ISIL, ISIS, Daesh discussion thread.

I can't believe Cameron followed up from his appalling comment last night with the cliché "The bombing campaign in the Syria will make the UK safer" as a reason for this action.

I fear that will come back and bite him in the ass, we are already a target for ISIS, most likely from home grown radicals, and an attack within the UK was always likely to happen anyway. So when we start bombing Syria tomorrow and if (when) we get a reprisal attack it's ammunition to use against him.

The reality is, and what he should be honest to the country about, is in the short term the threat of an attack is going to increase exponentially, but we will have to weather that to win in the long run.
 
Last edited:
Do we need to stop ISIS?. Yes.
Will bombing achieve that?. I don't think so.
Will it make the situation worse, create more terrorists?. Maybe.

Why would it not stop ISIS? You dont think denying them room to meneuver, killing their leadership, destroying their training camps and wiping out the source of their funding is going to work?

Why do you think bombing Daesh in Syria is any more likely to cause terrorism than bombing them in Iraq has?
 
Why would it not stop ISIS? You dont think denying them room to meneuver, killing their leadership, destroying their training camps and wiping out the source of their funding is going to work?

Why do you think bombing Daesh in Syria is any more likely to cause terrorism than bombing them in Iraq has?

did it work in Afghanistan? did it work in Libya? did it work in Iraq?
 
Why do you think bombing Daesh in Syria is any more likely to cause terrorism than bombing them in Iraq has?

For the same reason we're all discussing this when we haven't been discussing the action in Iraq

No logical reason, just it's an emotional issue that is inflaming all sides
 
Hilary Benn flying in the face of Jeremy Corbyn in parliament at the moment, must be difficult to have your own shadow foreign secretary supporting the PM.
 
Tide is seemingly turning against IS now in Iraq.

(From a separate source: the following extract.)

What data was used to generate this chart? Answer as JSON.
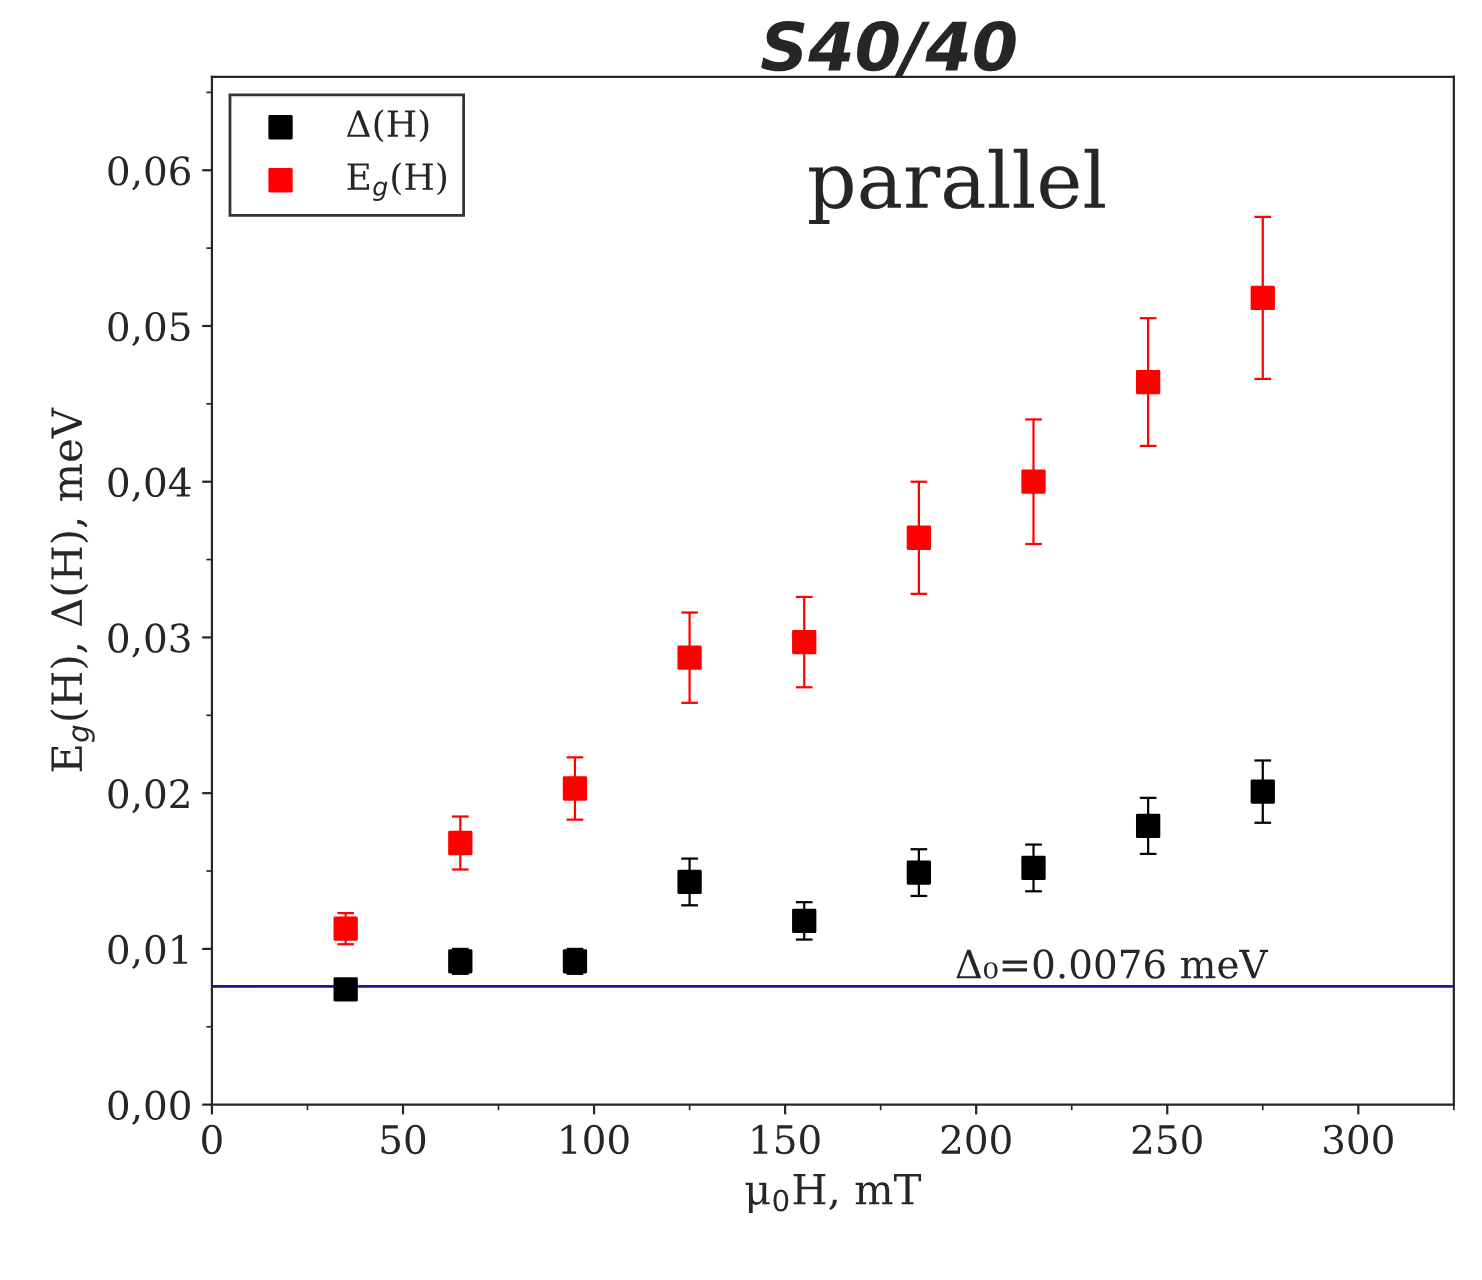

Even the Iraqi army are getting involved.

Yea, I'm just watching Hillary Benn at the minute and it is a good speech, but from what he said I would say it's because of the iraqi army, supported by our airstrikes, why the tide is turning.

But it looks like we won't have the same support of boots on the ground from the loosely defined FSA in Syria and as such am dubious of its efficacy
 
Benn is a brilliant speaker isn't he. They should have chosen him as labour leader. Corbyn looked quite awkward when Benn sat down after that speech.